The theory behind the system was relatively straightforward: When the pigs start to worry about being bit by other pigs, they will tend to hold their tails closer to the body and back into corners to protect themselves. So the camera system was intended to detect these behaviors and alert the farmers when signs of tail biting emerged.
At first the system worked perfectly, D’Eath said. But as time went on and they tested it at more farms, the system started to flag a growing number of false positives. Tail posture, it seems, wasn’t exclusively related to tail biting.
“We initially thought we could produce a system that we could say, this is an early warning system that will warn of tail biting outbreaks,” he said. “Now we have a system that can tell you there is something amiss in that pen and you should go check it, but we can’t be specific what it is.”

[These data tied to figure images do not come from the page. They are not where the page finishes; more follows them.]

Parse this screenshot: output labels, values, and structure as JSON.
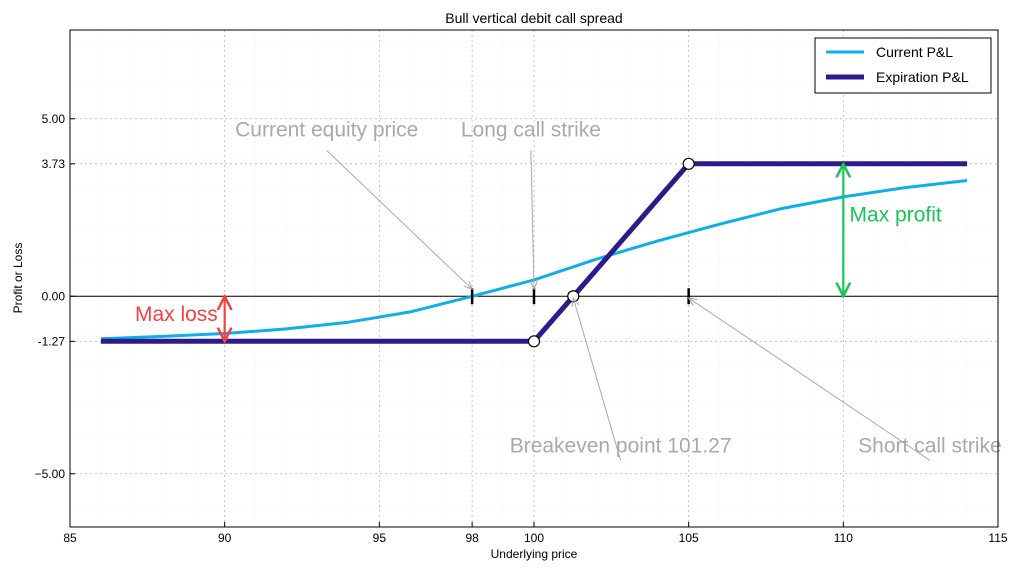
{
  "chart_data": {
    "type": "line",
    "title": "Bull vertical debit call spread",
    "xlabel": "Underlying price",
    "ylabel": "Profit or Loss",
    "xlim": [
      85,
      115
    ],
    "ylim": [
      -6.5,
      7.5
    ],
    "x_ticks": [
      85,
      90,
      95,
      98,
      100,
      105,
      110,
      115
    ],
    "x_tick_labels": [
      "85",
      "90",
      "95",
      "98",
      "100",
      "105",
      "110",
      "115"
    ],
    "y_ticks": [
      -5.0,
      -1.27,
      0.0,
      3.73,
      5.0
    ],
    "y_tick_labels": [
      "−5.00",
      "-1.27",
      "0.00",
      "3.73",
      "5.00"
    ],
    "grid": true,
    "legend_position": "top-right",
    "colors": {
      "current": "#10aee9",
      "expiration": "#2e1a8c",
      "loss": "#f24141",
      "profit": "#19c653",
      "annotation": "#a9a9a9"
    },
    "series": [
      {
        "name": "Current P&L",
        "key": "current",
        "x": [
          86,
          88,
          90,
          92,
          94,
          96,
          98,
          100,
          102,
          104,
          106,
          108,
          110,
          112,
          114
        ],
        "y": [
          -1.2,
          -1.13,
          -1.05,
          -0.92,
          -0.73,
          -0.44,
          0.0,
          0.46,
          1.04,
          1.56,
          2.03,
          2.47,
          2.8,
          3.06,
          3.26
        ]
      },
      {
        "name": "Expiration P&L",
        "key": "expiration",
        "x": [
          86,
          100,
          101.27,
          105,
          114
        ],
        "y": [
          -1.27,
          -1.27,
          0.0,
          3.73,
          3.73
        ]
      }
    ],
    "markers": [
      {
        "x": 100,
        "y": -1.27
      },
      {
        "x": 101.27,
        "y": 0.0
      },
      {
        "x": 105,
        "y": 3.73
      }
    ],
    "strike_ticks": [
      98,
      100,
      105
    ],
    "annotations": [
      {
        "text": "Current equity price",
        "color_key": "annotation",
        "text_x": 93.3,
        "text_y": 4.5,
        "target_x": 98,
        "target_y": 0.2
      },
      {
        "text": "Long call strike",
        "color_key": "annotation",
        "text_x": 99.9,
        "text_y": 4.5,
        "target_x": 100,
        "target_y": 0.2
      },
      {
        "text": "Breakeven point 101.27",
        "color_key": "annotation",
        "text_x": 102.8,
        "text_y": -4.4,
        "target_x": 101.27,
        "target_y": -0.05
      },
      {
        "text": "Short call strike",
        "color_key": "annotation",
        "text_x": 112.8,
        "text_y": -4.4,
        "target_x": 105,
        "target_y": -0.05
      }
    ],
    "range_labels": [
      {
        "text": "Max loss",
        "color_key": "loss",
        "x": 90,
        "y_low": -1.27,
        "y_high": 0.0,
        "text_x": 87.1,
        "text_y": -0.7
      },
      {
        "text": "Max profit",
        "color_key": "profit",
        "x": 110,
        "y_low": 0.0,
        "y_high": 3.73,
        "text_x": 110.2,
        "text_y": 2.1
      }
    ]
  }
}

That, as you might imagine, is not the winning sales pitch that D’Eath started with. And it raises questions about the potential for increased mistakes and animal welfare concerns — particularly if AI is used to reduce the ratio of human farmers to animals on farms.
Monetizing Welfare — A Different Approach
As an advocate for animal welfare, Sarah Ison, head of research at advocacy group Compassion in Farming, has her own concerns about the use of artificial intelligence on farms — especially if it leads to more factory farming and decreases the connection between people, farmers, and the animals they raise for food.
But she also sees potential benefits. Many species of animals, especially farm animals, will naturally try to hide signs of pain and vulnerability. The inability to know with any certainty whether an animal is in pain has led to recommendations for veterinarians to give all animals with the same condition a standardized dose of pain meds, which could lead to over- or under-treatment, depending on how an individual animal responds. AI monitoring systems could give us the ability to better understand when and how to manage pain in animals, Ison said.
AI could also give farm animals a greater sense of autonomy, allowing them to signal when they want to go inside or outside, Ison said. Or the benefits could be as simple as recognizing animals by their faces alone, eliminating the need to mutilate animals with ear tags for identification, Baxter said.
He can envision a world where AI monitors and interprets how animals are feeling — and then uses that information to generate welfare reports for consumers.
And while no one denies the potential for AI to accelerate trends toward fully robotized and dehumanized farming, Neethirajan believes it could have the potential to increase our connection to farm animals. If we could get beyond the obvious applications, he said, he can envision a world where AI monitors and interprets how animals are feeling — and then uses that information to generate welfare reports for consumers.
Ison notes that farmers have already begun to parlay consumer concerns about animal welfare into improved prices for their products, charging more for cage-free eggs, free-range chickens, and grass-fed beef. But it’s not always clear what these labels mean or how they are verified.
AI, Neethirajan said, could bring true transparency to these labels by monitoring whether an animal truly led a happy life and generating a comprehensive — and reasonably independent — report on which consumers and retailers could base their purchasing decisions.
The current gold standard for animal welfare monitoring is someone who “goes and looks at a farm, and it’s a one-day visit,” D’Eath said. With AI, “we are talking about 24-7 monitoring. But we’re not there yet.”